Arjantin Devrim Tarihinden Bir Yaprak: PRT Ve Santucho

Devrimci İşçi Partisi (PRT), 1965’te kuruldu. 1980’e kadar süren aktif politik yaşamında PRT, Arjantin tarihindeki en önemli devrimci partilerden birisi oldu.

PRT, özellikle işçi sınıfı mücadelesiyle kent ve kır gerilla savaşımını birleştirmeyi öngören siyasi çizgisiyle iz bıraktı. PRT’nin bu çizgisi, bir yandan, dar bir gerilla çekirdeğinin mücadelesini halkın mücadelesinin yerine geçirmeyi öngören fokocu çizgiyle, diğer yandan ise, silahlı mücadeleyi “gerillacı sapma” olarak gören Troçkizmle uzun bir iç mücadelenin ürünü oldu.

1970 Temmuzu’nda yapılan PRT V. Kongresi’nde Halkın Devrimci Ordusu (ERP) kuruldu. PRT, ERP’yi “işçi sınıfının ve halkın silahlı kolu” olarak tanımlıyordu. V. Kongre kararından aktarırsak: “Devrimci halkın silahlı mücadelede burjuvazinin ordusuna karşı kullandığı ordu, işçi sınıfı ve halkın silahlı kolu, askeri gücüdür. Parti ise mücadelenin tüm alanlarında, askeri, ekonomik, politik, alanlarında bütün halkın siyasi önderliğiyle göreviyle donanmış, salt proleter, nitelik olarak yüksek olan örgüttür.”
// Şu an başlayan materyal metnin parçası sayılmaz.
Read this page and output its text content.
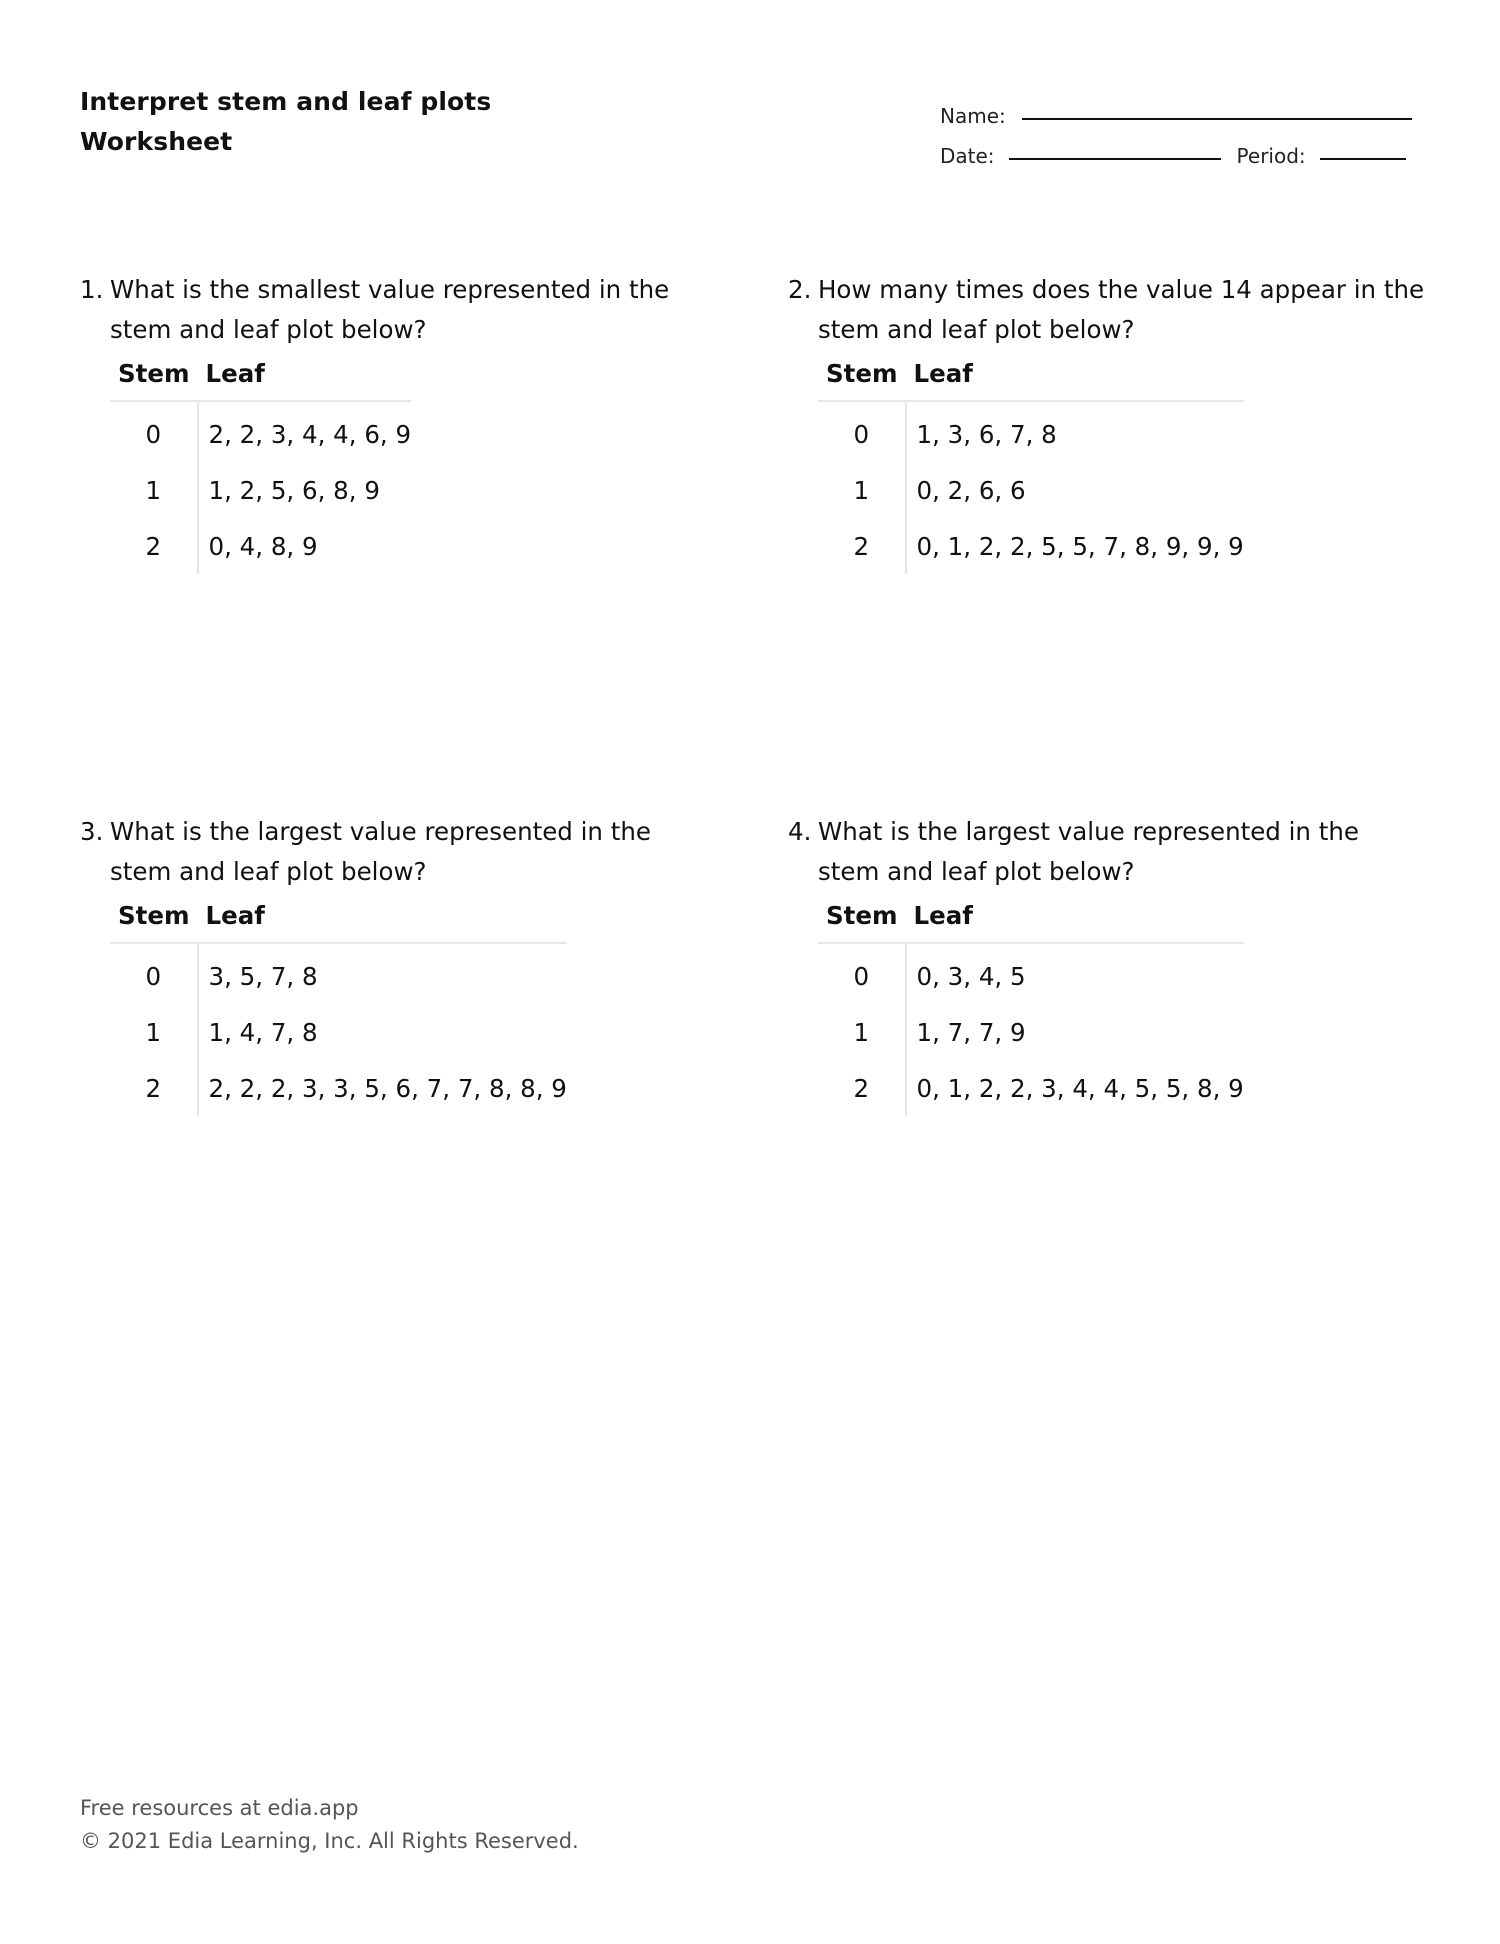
Interpret stem and leaf plots
Worksheet
Name:
Date:	Period:
1. What is the smallest value represented in the stem and leaf plot below?
Stem	Leaf
0	2, 2, 3, 4, 4, 6, 9
1	1, 2, 5, 6, 8, 9
2	0, 4, 8, 9
2. How many times does the value 14 appear in the stem and leaf plot below?
Stem	Leaf
0	1, 3, 6, 7, 8
1	0, 2, 6, 6
2	0, 1, 2, 2, 5, 5, 7, 8, 9, 9, 9
3. What is the largest value represented in the stem and leaf plot below?
Stem	Leaf
0	3, 5, 7, 8
1	1, 4, 7, 8
2	2, 2, 2, 3, 3, 5, 6, 7, 7, 8, 8, 9
4. What is the largest value represented in the stem and leaf plot below?
Stem	Leaf
0	0, 3, 4, 5
1	1, 7, 7, 9
2	0, 1, 2, 2, 3, 4, 4, 5, 5, 8, 9
Free resources at edia.app
© 2021 Edia Learning, Inc. All Rights Reserved.
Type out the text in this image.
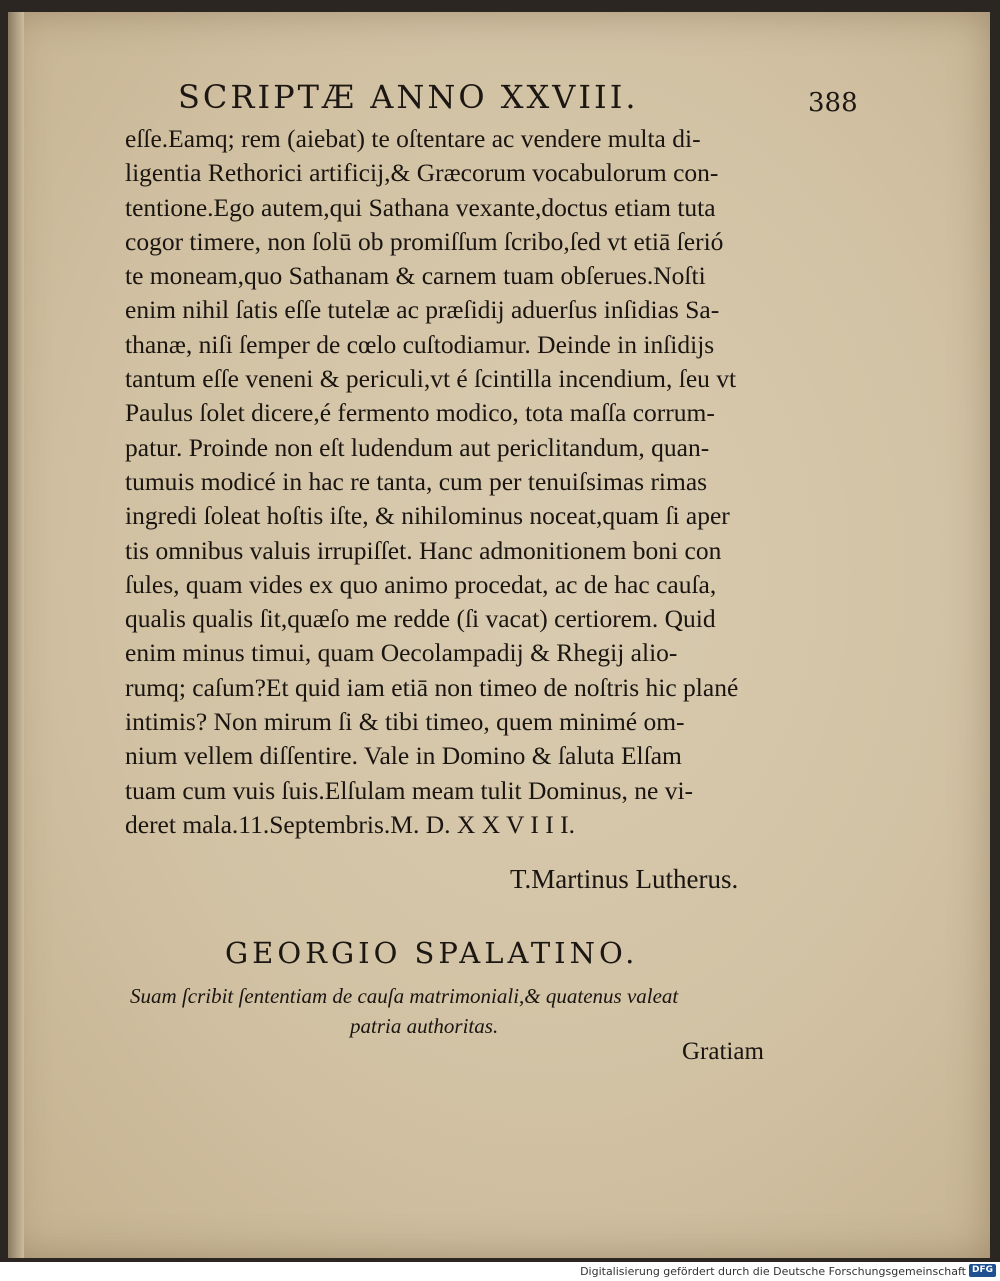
SCRIPTÆ ANNO XXVIII.	388
eſſe.Eamq; rem (aiebat) te oſtentare ac vendere multa di-
ligentia Rethorici artificij,& Græcorum vocabulorum con-
tentione.Ego autem,qui Sathana vexante,doctus etiam tuta
cogor timere, non ſolū ob promiſſum ſcribo,ſed vt etiā ſerió
te moneam,quo Sathanam & carnem tuam obſerues.Noſti
enim nihil ſatis eſſe tutelæ ac præſidij aduerſus inſidias Sa-
thanæ, niſi ſemper de cœlo cuſtodiamur. Deinde in inſidijs
tantum eſſe veneni & periculi,vt é ſcintilla incendium, ſeu vt
Paulus ſolet dicere,é fermento modico, tota maſſa corrum-
patur. Proinde non eſt ludendum aut periclitandum, quan-
tumuis modicé in hac re tanta, cum per tenuiſsimas rimas
ingredi ſoleat hoſtis iſte, & nihilominus noceat,quam ſi aper
tis omnibus valuis irrupiſſet. Hanc admonitionem boni con
ſules, quam vides ex quo animo procedat, ac de hac cauſa,
qualis qualis ſit,quæſo me redde (ſi vacat) certiorem. Quid
enim minus timui, quam Oecolampadij & Rhegij alio-
rumq; caſum?Et quid iam etiā non timeo de noſtris hic plané
intimis? Non mirum ſi & tibi timeo, quem minimé om-
nium vellem diſſentire. Vale in Domino & ſaluta Elſam
tuam cum vuis ſuis.Elſulam meam tulit Dominus, ne vi-
deret mala.11.Septembris.M. D. X X V I I I.
T.Martinus Lutherus.
GEORGIO SPALATINO.
Suam ſcribit ſententiam de cauſa matrimoniali,& quatenus valeat
patria authoritas.
Gratiam
Digitalisierung gefördert durch die Deutsche Forschungsgemeinschaft DFG
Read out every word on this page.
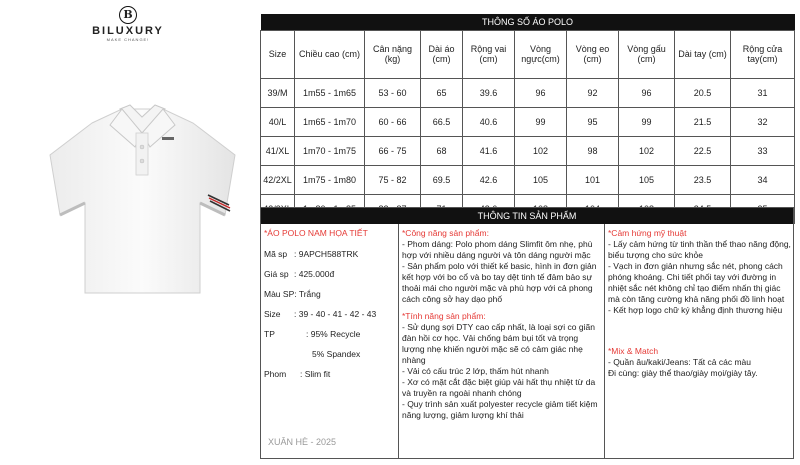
B
BILUXURY
MAKE CHANGE!
THÔNG SỐ ÁO POLO									
Size	Chiều cao (cm)	Cân nặng (kg)	Dài áo (cm)	Rộng vai (cm)	Vòng ngực(cm)	Vòng eo (cm)	Vòng gấu (cm)	Dài tay (cm)	Rộng cửa tay(cm)
39/M	1m55 - 1m65	53 - 60	65	39.6	96	92	96	20.5	31
40/L	1m65 - 1m70	60 - 66	66.5	40.6	99	95	99	21.5	32
41/XL	1m70 - 1m75	66 - 75	68	41.6	102	98	102	22.5	33
42/2XL	1m75 - 1m80	75 - 82	69.5	42.6	105	101	105	23.5	34

THÔNG TIN SẢN PHẨM
*ÁO POLO NAM HỌA TIẾT
Mã sp : 9APCH588TRK
Giá sp : 425.000đ
Màu SP : Trắng
Size	: 39 - 40 - 41 - 42 - 43
TP	: 95% Recycle
5% Spandex
Phom	: Slim fit
*Công năng sản phẩm:
- Phom dáng: Polo phom dáng Slimfit ôm nhẹ, phù hợp với nhiều dáng người và tôn dáng người mặc
- Sản phẩm polo với thiết kế basic, hình in đơn giản kết hợp với bo cổ và bo tay dệt tinh tế đảm bảo sự thoải mái cho người mặc và phù hợp với cả phong cách công sở hay dạo phố
*Tính năng sản phẩm:
- Sử dụng sợi DTY cao cấp nhất, là loại sợi co giãn đàn hồi cơ học. Vải chống bám bụi tốt và trọng lượng nhẹ khiến người mặc sẽ có cảm giác nhẹ nhàng
- Vải có cấu trúc 2 lớp, thấm hút nhanh
- Xơ có mặt cắt đặc biệt giúp vải hất thụ nhiệt từ da và truyền ra ngoài nhanh chóng
- Quy trình sản xuất polyester recycle giảm tiết kiệm năng lượng, giảm lượng khí thải
*Cảm hứng mỹ thuật
- Lấy cảm hứng từ tinh thần thể thao năng động, biểu tượng cho sức khỏe
- Vạch in đơn giản nhưng sắc nét, phong cách phóng khoáng. Chi tiết phối tay với đường in nhiệt sắc nét không chỉ tạo điểm nhấn thị giác mà còn tăng cường khả năng phối đồ linh hoạt
- Kết hợp logo chữ ký khẳng định thương hiệu
*Mix & Match
- Quần âu/kaki/Jeans: Tất cả các màu
Đi cùng: giày thể thao/giày mọi/giày tây.
XUÂN HÈ - 2025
PRT, kuruluş yıllarında kendisini “Troçkist” olarak tanımlamayı kabul etmemiş, ancak 1966’da IV. Enternasyonal’e üye olmuştu. IV. Enternasyonal üyeliği, 1973’e kadar parti içinde bir mücadele konusu oldu. Örneğin IV. Enternasyonal’den kopuş, 5. Kongre’de de oylandı ama reddedildi. PRT, 1973’te Troçkist IV. Enternasyonal’den koptu. PRT’nin silahlı mücadeleye girişmesi, Troçkizmle hesaplaşmasında belirleyici unsur oldu. PRT’yi oluşturan gruplardan Troçkist PO’nun (işçi Sözü) ve lideri Moreno’nun “gerillacı sapma” olarak nitelediği silahlı mücadele iradesi, PRT’de devrimci netleşmeye yol açtı. PO’nun sendikalara ve sendikal mücadeleye dayanan parti anlayışı giderek geriledi ve politik mücadeleye, tüm halk içinde politik çalışmaya ve politik iktidar mücadelesine dayanan parti anlayışı galip geldi.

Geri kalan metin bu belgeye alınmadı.